Monday, February 18, 2008

Is that for here or to go?

Do you wonder, as you read your daily newspaper, why nations don’t seem to be able to get along better than they do? Perhaps because all of them are filled with millions, and ten and hundreds of millions of us, who can spend what seems like eternity NOT getting along with one another for amazingly bizarre reasons.

Not far from Norwich (when you live, as I do in the naval of the universe, you compute all locations and distances from your own hearth and home. Don’t laugh-how else do you suppose we reckoned GMT from a small village in the United Kingdom at a moment in time when the sun never set on the British Empire, or did you think that was accidental?) there was an incident yesterday at a fast-food restaurant that helps me place the Kosovan declaration of Independence, and Russia’s unhappiness about it, in a better context.

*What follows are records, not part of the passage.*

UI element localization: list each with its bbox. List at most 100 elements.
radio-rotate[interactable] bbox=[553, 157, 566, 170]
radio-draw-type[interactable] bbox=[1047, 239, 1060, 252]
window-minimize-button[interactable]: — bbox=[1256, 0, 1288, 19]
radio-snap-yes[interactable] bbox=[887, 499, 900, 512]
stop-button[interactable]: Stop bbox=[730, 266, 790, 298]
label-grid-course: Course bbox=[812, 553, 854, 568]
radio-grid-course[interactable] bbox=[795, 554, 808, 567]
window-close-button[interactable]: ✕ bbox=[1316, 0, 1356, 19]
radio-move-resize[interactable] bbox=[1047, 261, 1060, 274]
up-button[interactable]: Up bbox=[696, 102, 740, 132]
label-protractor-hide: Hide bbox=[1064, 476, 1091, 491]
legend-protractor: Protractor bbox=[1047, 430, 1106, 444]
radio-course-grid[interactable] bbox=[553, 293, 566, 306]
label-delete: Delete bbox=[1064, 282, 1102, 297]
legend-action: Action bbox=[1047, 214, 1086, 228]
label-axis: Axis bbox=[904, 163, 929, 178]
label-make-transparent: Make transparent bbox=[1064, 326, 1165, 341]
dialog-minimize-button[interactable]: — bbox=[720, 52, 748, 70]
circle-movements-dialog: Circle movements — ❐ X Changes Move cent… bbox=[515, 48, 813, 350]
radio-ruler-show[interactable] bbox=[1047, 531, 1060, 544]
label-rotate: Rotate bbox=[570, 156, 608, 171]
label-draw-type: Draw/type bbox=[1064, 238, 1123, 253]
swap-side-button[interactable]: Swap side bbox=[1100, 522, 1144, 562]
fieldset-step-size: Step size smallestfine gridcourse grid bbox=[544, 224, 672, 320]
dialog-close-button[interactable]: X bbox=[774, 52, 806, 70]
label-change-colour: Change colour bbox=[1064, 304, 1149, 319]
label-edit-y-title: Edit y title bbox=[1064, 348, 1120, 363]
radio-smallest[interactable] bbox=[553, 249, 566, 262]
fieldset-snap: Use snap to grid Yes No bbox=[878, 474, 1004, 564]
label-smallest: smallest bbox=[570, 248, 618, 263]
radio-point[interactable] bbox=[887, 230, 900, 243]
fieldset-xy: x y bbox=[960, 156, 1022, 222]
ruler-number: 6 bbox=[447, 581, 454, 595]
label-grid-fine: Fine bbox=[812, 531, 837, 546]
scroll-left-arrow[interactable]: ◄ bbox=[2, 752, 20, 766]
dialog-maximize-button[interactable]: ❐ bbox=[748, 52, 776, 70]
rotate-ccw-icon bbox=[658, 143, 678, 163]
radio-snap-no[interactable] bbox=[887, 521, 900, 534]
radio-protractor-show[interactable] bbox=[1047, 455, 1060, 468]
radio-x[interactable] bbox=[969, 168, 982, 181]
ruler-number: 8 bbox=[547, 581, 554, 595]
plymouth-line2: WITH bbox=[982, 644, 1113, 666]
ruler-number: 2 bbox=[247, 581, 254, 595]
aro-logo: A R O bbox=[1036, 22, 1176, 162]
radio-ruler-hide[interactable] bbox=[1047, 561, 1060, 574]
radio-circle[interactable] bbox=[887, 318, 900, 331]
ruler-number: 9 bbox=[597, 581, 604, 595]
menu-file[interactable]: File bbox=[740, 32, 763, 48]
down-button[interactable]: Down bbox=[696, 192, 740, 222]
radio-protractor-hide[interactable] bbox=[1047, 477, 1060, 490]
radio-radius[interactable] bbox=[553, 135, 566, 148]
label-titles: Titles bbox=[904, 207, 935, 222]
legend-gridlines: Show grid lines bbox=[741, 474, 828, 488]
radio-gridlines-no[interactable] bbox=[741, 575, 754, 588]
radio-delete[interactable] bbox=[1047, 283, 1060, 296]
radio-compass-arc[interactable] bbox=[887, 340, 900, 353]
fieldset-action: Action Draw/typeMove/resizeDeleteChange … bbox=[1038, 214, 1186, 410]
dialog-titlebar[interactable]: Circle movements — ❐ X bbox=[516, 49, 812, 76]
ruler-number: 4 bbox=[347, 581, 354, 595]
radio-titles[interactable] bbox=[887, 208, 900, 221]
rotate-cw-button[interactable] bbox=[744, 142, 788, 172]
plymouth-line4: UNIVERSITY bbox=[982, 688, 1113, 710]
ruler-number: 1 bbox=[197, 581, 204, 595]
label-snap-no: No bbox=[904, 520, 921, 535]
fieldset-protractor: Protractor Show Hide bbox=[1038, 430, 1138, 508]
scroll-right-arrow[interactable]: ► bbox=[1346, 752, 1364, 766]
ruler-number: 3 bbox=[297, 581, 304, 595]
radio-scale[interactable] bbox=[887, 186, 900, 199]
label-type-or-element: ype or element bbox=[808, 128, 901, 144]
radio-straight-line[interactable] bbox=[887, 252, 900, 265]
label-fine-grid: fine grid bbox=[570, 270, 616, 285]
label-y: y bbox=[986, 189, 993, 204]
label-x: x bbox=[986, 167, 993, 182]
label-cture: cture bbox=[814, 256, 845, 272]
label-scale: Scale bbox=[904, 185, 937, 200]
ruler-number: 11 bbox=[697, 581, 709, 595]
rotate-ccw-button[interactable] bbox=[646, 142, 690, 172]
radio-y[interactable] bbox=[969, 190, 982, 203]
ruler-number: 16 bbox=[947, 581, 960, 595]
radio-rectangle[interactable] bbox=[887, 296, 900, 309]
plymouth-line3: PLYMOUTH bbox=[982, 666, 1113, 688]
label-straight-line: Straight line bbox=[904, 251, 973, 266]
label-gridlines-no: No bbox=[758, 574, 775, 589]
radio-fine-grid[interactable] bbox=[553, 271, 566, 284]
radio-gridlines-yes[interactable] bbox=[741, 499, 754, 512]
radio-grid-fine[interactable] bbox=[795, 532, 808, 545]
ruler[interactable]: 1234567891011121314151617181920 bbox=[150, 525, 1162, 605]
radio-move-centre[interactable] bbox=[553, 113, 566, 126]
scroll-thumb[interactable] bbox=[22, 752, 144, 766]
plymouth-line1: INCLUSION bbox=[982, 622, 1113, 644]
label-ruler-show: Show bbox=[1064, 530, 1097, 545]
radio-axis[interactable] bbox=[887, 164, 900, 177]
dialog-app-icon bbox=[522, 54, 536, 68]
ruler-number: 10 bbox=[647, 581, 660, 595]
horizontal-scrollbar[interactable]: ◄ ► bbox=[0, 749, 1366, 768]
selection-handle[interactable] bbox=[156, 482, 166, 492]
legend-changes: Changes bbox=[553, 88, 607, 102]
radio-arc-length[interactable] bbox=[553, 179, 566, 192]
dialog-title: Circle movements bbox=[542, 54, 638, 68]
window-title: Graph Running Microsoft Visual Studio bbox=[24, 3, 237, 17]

According to the published police report, someone had stopped a car in the drive-through of a fast-food restaurant (no reason for the stop was given. Police blotters are models of laconic language-don’t the cops know we love speculation?) and had blocked the car behind it from leaving. Words were exchanged and, says the newspaper, a passenger in the second car, punched the driver of the first car, ‘a couple of times in the face’ and then the passenger left the restaurant. I am assuming he was walking/running as mythically the car in which he was a passenger was still blocked in, right?
The punchee, says the account, refused medical treatment (and is finding out, even as I type this, from a lawyer, what a poor decision that was) and the puncher was arrested. No mention was made of what anyone ordered or what became of the food. If one of these involved had been Britney or Lindsay (or had even known them), we’d have this kind of detail and pictures. As it is, the fast-food chain, who insists on using the kicker “I’m Loving It” in all their commercials should immediately switch to “Fast Food Worth Fighting For”.


And then we have the Governor of CT, not the one who had the hot tub, the next one, suggesting the DMV equivalent of Hawthorne’s Scarlet Letter for sex offenders and their driver’s license. Some states already mark the licenses—I’m surprised more don’t also mark the license plates. If we’re going to do this right, how about a mark on the person-not like Hester Prynne’s marking but a brand or a tattoo? Of course, if the offenders looked more like Demi Moore than Dinty Moore, I could be persuaded to reconsider.

It’s news stories like these that make me nervous as I imagine visitors from another planet coming here, drawn by the lights of the world’s two largest casinos and the Parade of the Ten Tall Ships at the Norwich Semiseptennial Celebration, wondering where the Starbucks is and why we in New England treat each other in such a manner.
And all I can think to ask is ‘did you want fries with that?’